En effet, on suit les parcours différents de cinq hommes autant dans leur vie masculine que dans celle de leur alter ego féminin sur les planches. On découvre également que les drag queens ne sont plus exclusivement des hommes avec la présence de Léa, 18 ans, qui tente, tant bien que mal, de faire sa place.
Gabriel Maegher-Gaudet oeuvre dans le milieu depuis à peine quelques années, mais déjà il savoure les belles expériences qui lui arrivent.
«C'est une belle histoire. Je suis chanceux. Tu ne t'attends pas à faire ça comme métier.» 
«Je savais que j'allais faire de la scène le restant de ma vie mais je ne pensais pas le faire habillé en femme.»
Cette carrière non planifiée tire ses origines d'un rôle qu'il a décroché dans la comédie musicale Hair Spray au cours de ses études à Toronto.
«Par la suite, on m'a demandé d'animer une levée de fonds pour la compagnie de théâtre et à partir de là, tout s'est enchaîné», raconte-t-il.
C'est à son retour de la Ville Reine qu'il a eu l'idée de mettre sur pied une soirée de drag queens au Cabaret du Tapis Rouge dans le secteur Cap-de-la-Madeleine au profit de Gai Écoute.
«À partir de là, on a organisé un spectacle, une fois par mois au Cabaret, que j'anime encore.»
«On aimerait avoir plus de monde, on aimerait pouvoir faire deux soirées, mais ça marche, de plus en plus chaque semaine, depuis les deux ans qu'on le fait.»
La suite a déboulé quasi magiquement. «J'ai participé aux auditions du Drague Cabaret Club à Québec et la semaine d'après, j'avais un contrat en animation chaque jeudi.»
Pourtant, il n'est pas aisé de faire sa place dans un milieu où la compétition est féroce et où les élus sont très peu nombreux à pouvoir se produire sous la lumière des projecteurs.
Gabry-Elle, qui se caractérise par sa joie de vivre avec beaucoup d'autodérision, a eu la chance de se tailler une place au Drague dans la ville de Québec où elle a la chance de se déployer sur scène quelques soirs.
«Tu es engagé pour faire passer une belle soirée au public à n'importe quel prix.»
La série produite par Zone 3, espère-t-il, permettra de convaincre les gens de la force de ce divertissement. 
«Je souhaite que ça ouvre les horizons à des personnes qui ne seraient jamais allées voir des drag queens, parce que c'est dans un bar gai.» 
«Je le vois comme un hommage aux femmes chaque fois que je le fais.

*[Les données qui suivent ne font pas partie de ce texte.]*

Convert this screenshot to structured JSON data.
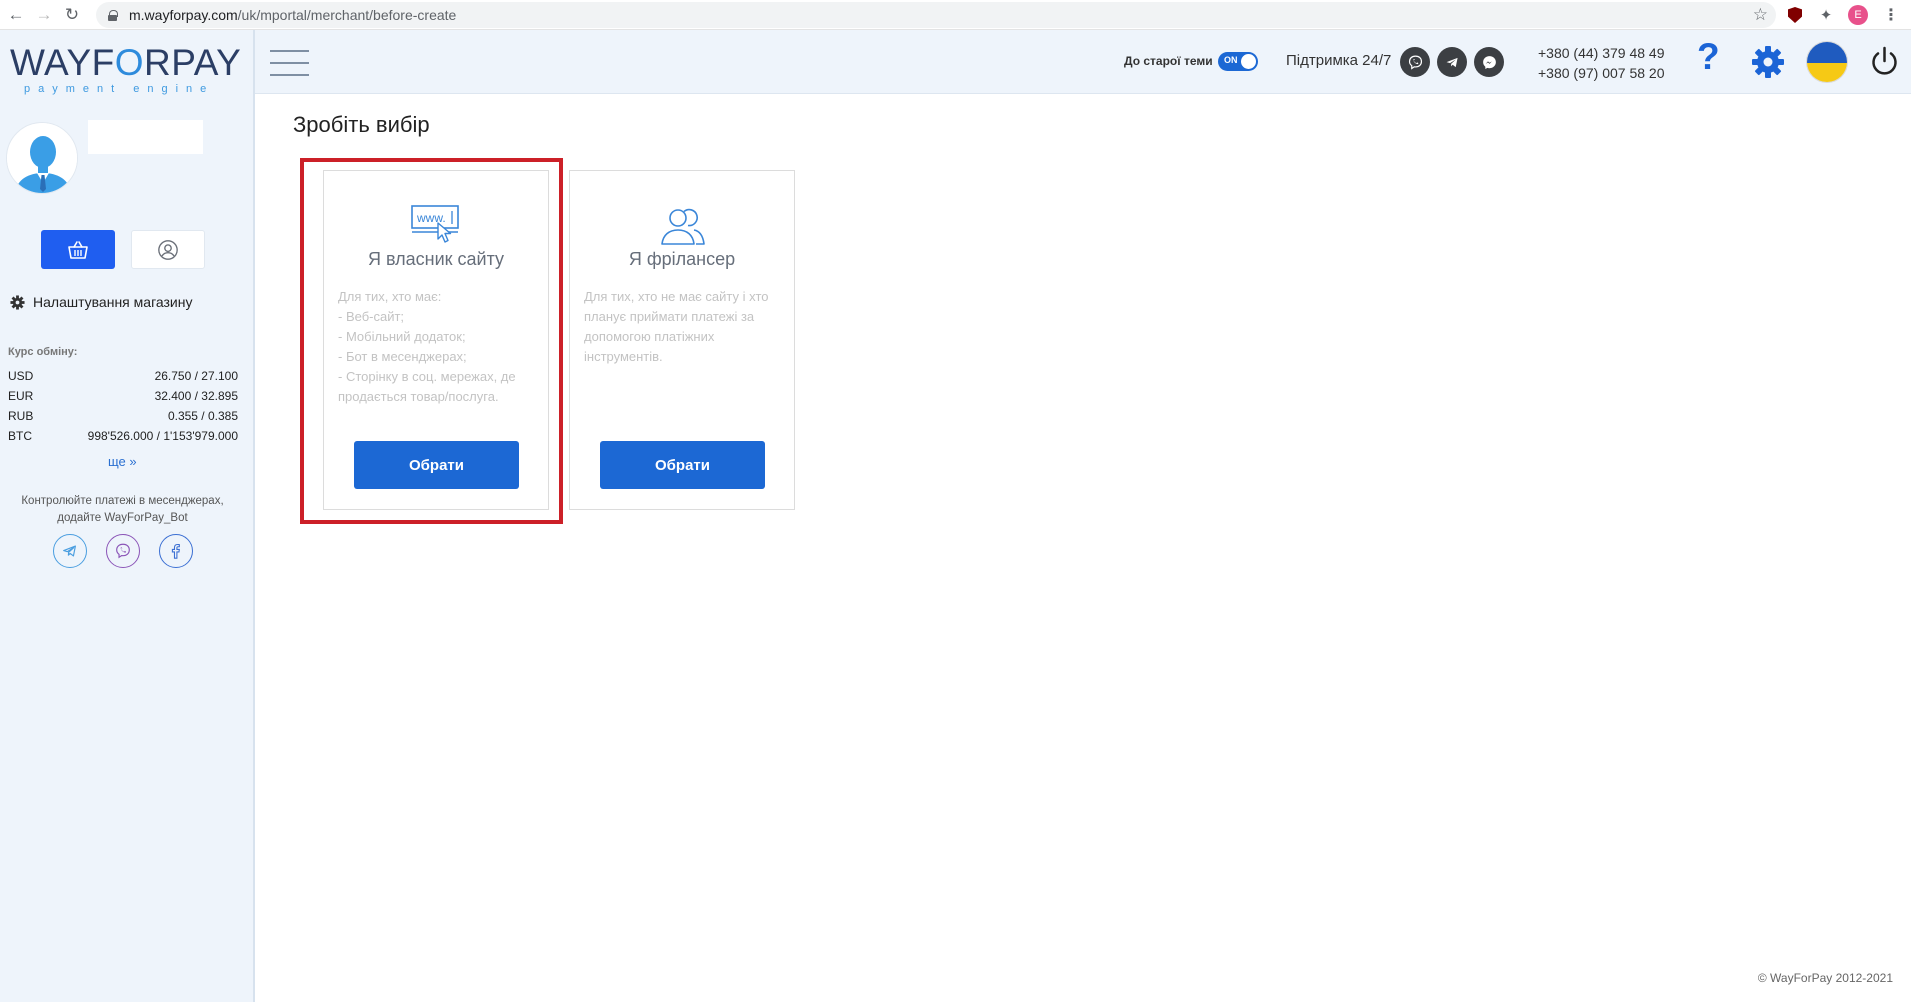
{
  "browser": {
    "url_host": "m.wayforpay.com",
    "url_path": "/uk/mportal/merchant/before-create",
    "profile_initial": "E"
  },
  "header": {
    "old_theme_label": "До старої теми",
    "toggle_label": "ON",
    "support_label": "Підтримка 24/7",
    "phones": [
      "+380 (44) 379 48 49",
      "+380 (97) 007 58 20"
    ],
    "help_label": "?"
  },
  "sidebar": {
    "logo_text_before": "WAYF",
    "logo_text_o": "O",
    "logo_text_after": "RPAY",
    "logo_tagline": "payment engine",
    "shop_settings": "Налаштування магазину",
    "rates_title": "Курс обміну:",
    "rates": [
      {
        "currency": "USD",
        "value": "26.750 / 27.100"
      },
      {
        "currency": "EUR",
        "value": "32.400 / 32.895"
      },
      {
        "currency": "RUB",
        "value": "0.355 / 0.385"
      },
      {
        "currency": "BTC",
        "value": "998'526.000 / 1'153'979.000"
      }
    ],
    "more_label": "ще",
    "bot_text": "Контролюйте платежі в месенджерах, додайте WayForPay_Bot"
  },
  "main": {
    "title": "Зробіть вибір",
    "cards": [
      {
        "title": "Я власник сайту",
        "icon_label": "www.",
        "description": "Для тих, хто має:\n - Веб-сайт;\n - Мобільний додаток;\n - Бот в месенджерах;\n - Сторінку в соц. мережах, де продається товар/послуга.",
        "button": "Обрати"
      },
      {
        "title": "Я фрілансер",
        "description": "Для тих, хто не має сайту і хто планує приймати платежі за допомогою платіжних інструментів.",
        "button": "Обрати"
      }
    ],
    "copyright": "© WayForPay 2012-2021"
  },
  "colors": {
    "primary": "#1c68d4",
    "highlight": "#cc2028",
    "sidebar_bg": "#eef4fb"
  }
}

Je ne ris pas de la condition féminine, je le fais en tant qu'hommage aux femmes», soutient celui qui a également eu la chance de se retrouver sur scène avec l'Opéra de Montréal sous les traits de Gabry-Elle.
«On revendique qu'être drag queen c'est une forme d'art. Nous, on incorpore toutes les formes d'arts comme le maquillage, la danse, le chant et le théâtre. J'espère que c'est ce qui va ressortir de la série.»
Le deuxième coming out
Dans la série, Ils de jour, Elles de nuit, on aperçoit la mère de Gabriel qui le soutient et rayonne d'une sincère fierté. 

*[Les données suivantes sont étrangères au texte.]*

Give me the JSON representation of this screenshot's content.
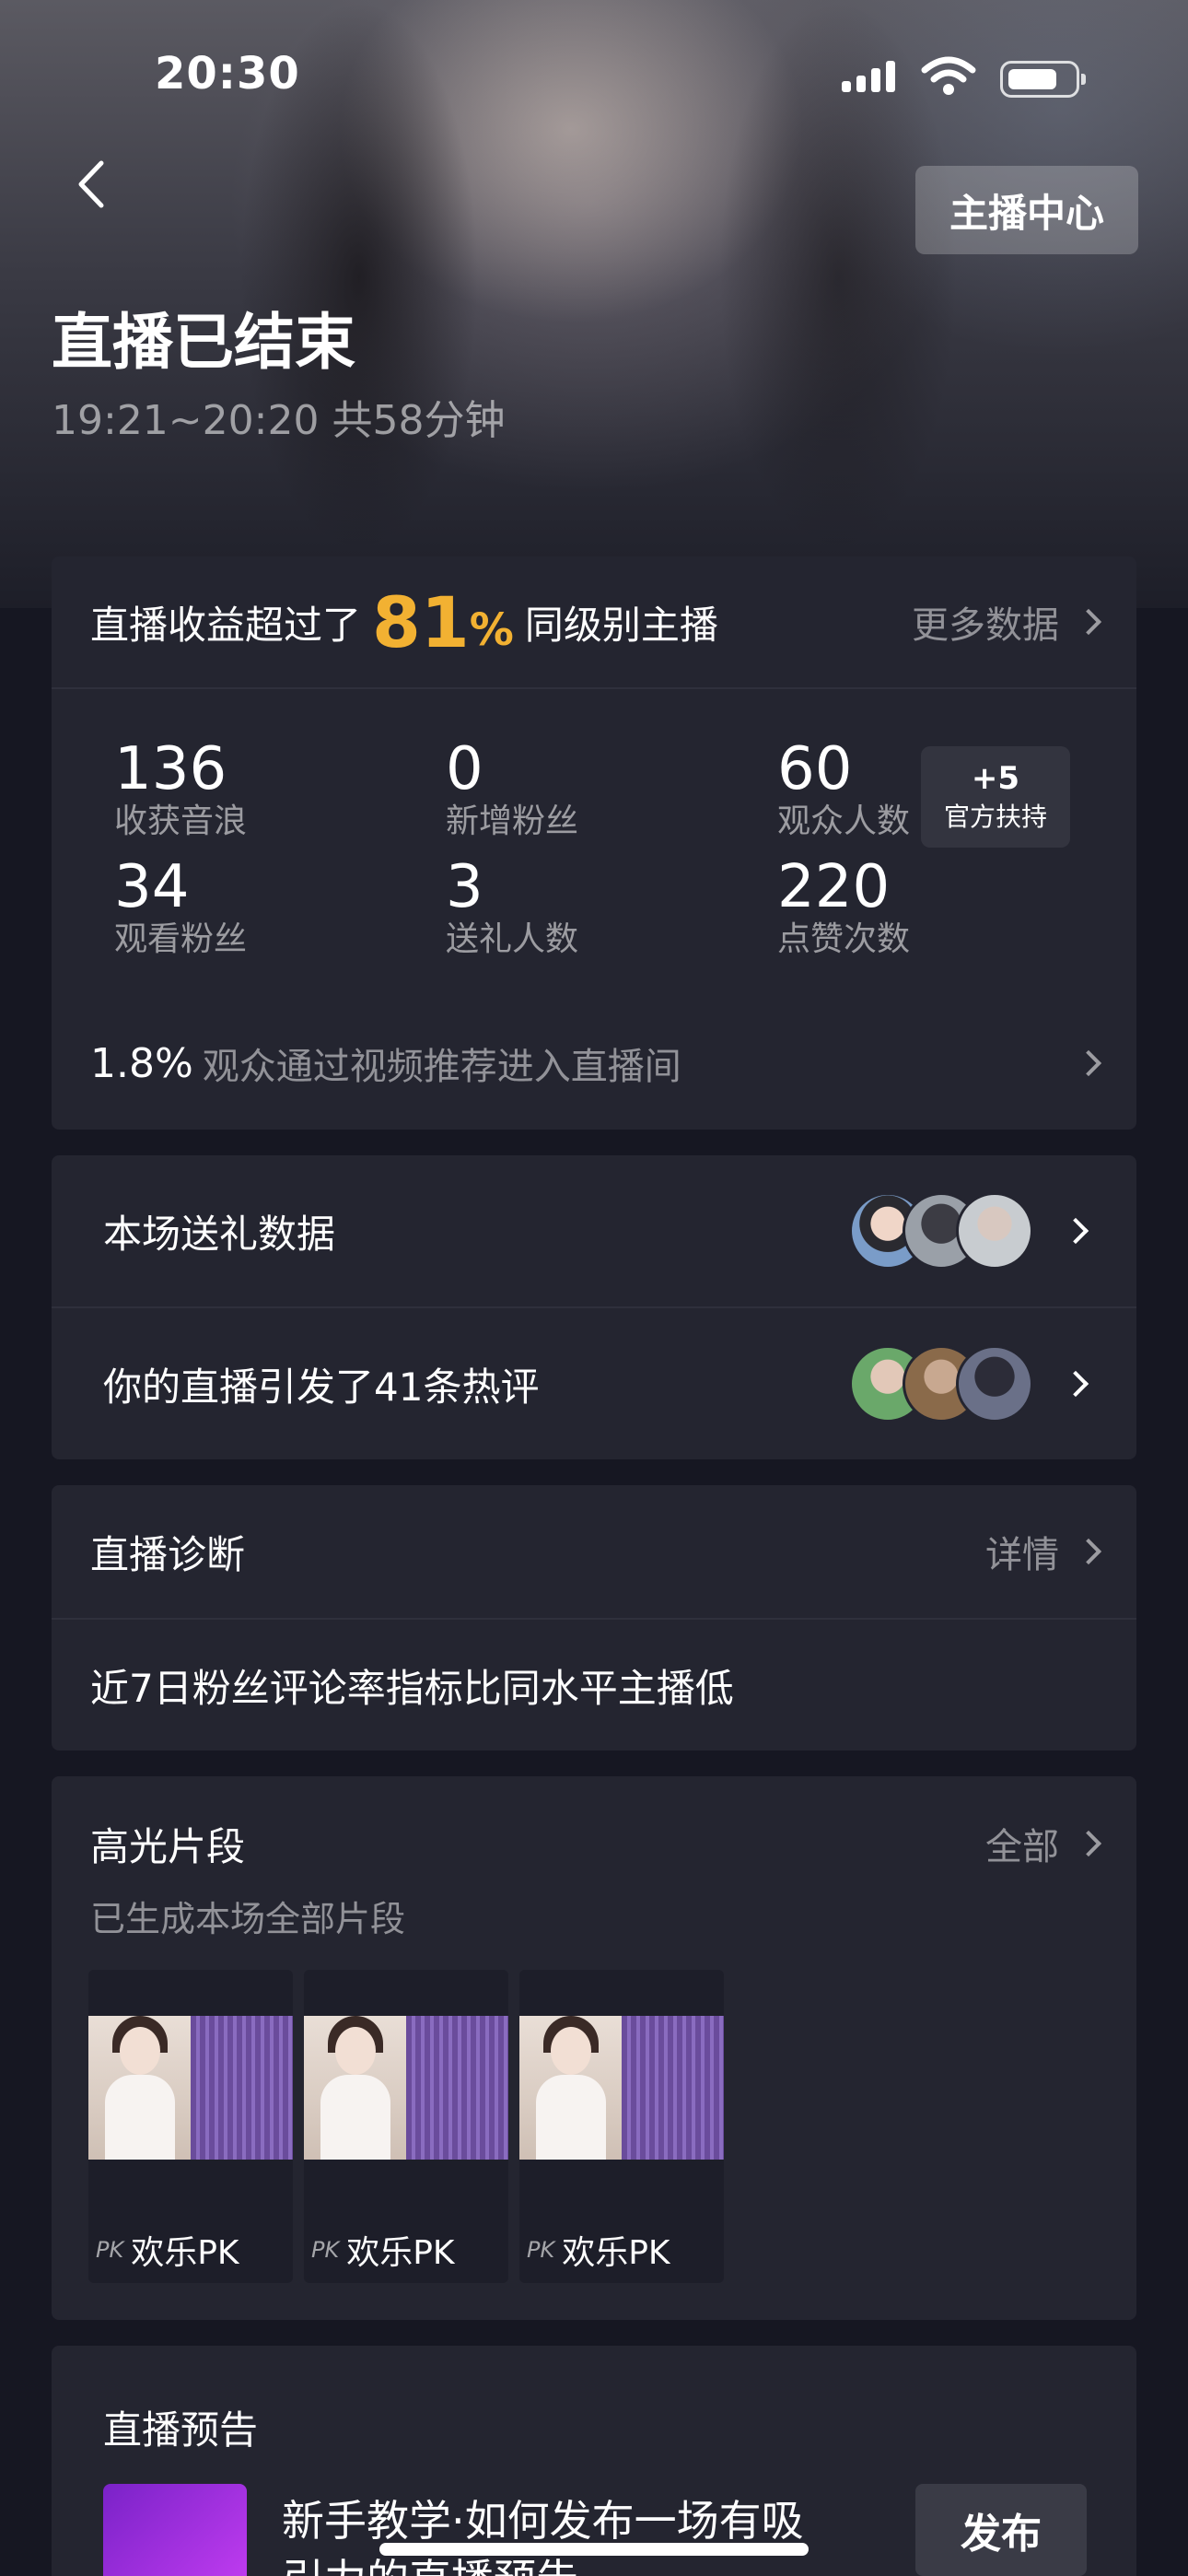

«C'est le plus beau cadeau que tu peux avoir, d'avoir le soutien de tes proches. Parce qu'il y a un deuxième coming out qui vient avec le fait de devenir drag queen, en plus de celui d'affirmer ton homosexualité.»
«Ma mère a toujours su que j'allais faire quelque chose de non conventionnel. C'est quand elle m'a vu m'épanouir là-dedans et avoir du succès, qu'elle a encore plus accepté», confie-t-il en mentionnant qu'il a été particulièrement ému des témoignages que ses proches ont livrés dans la série.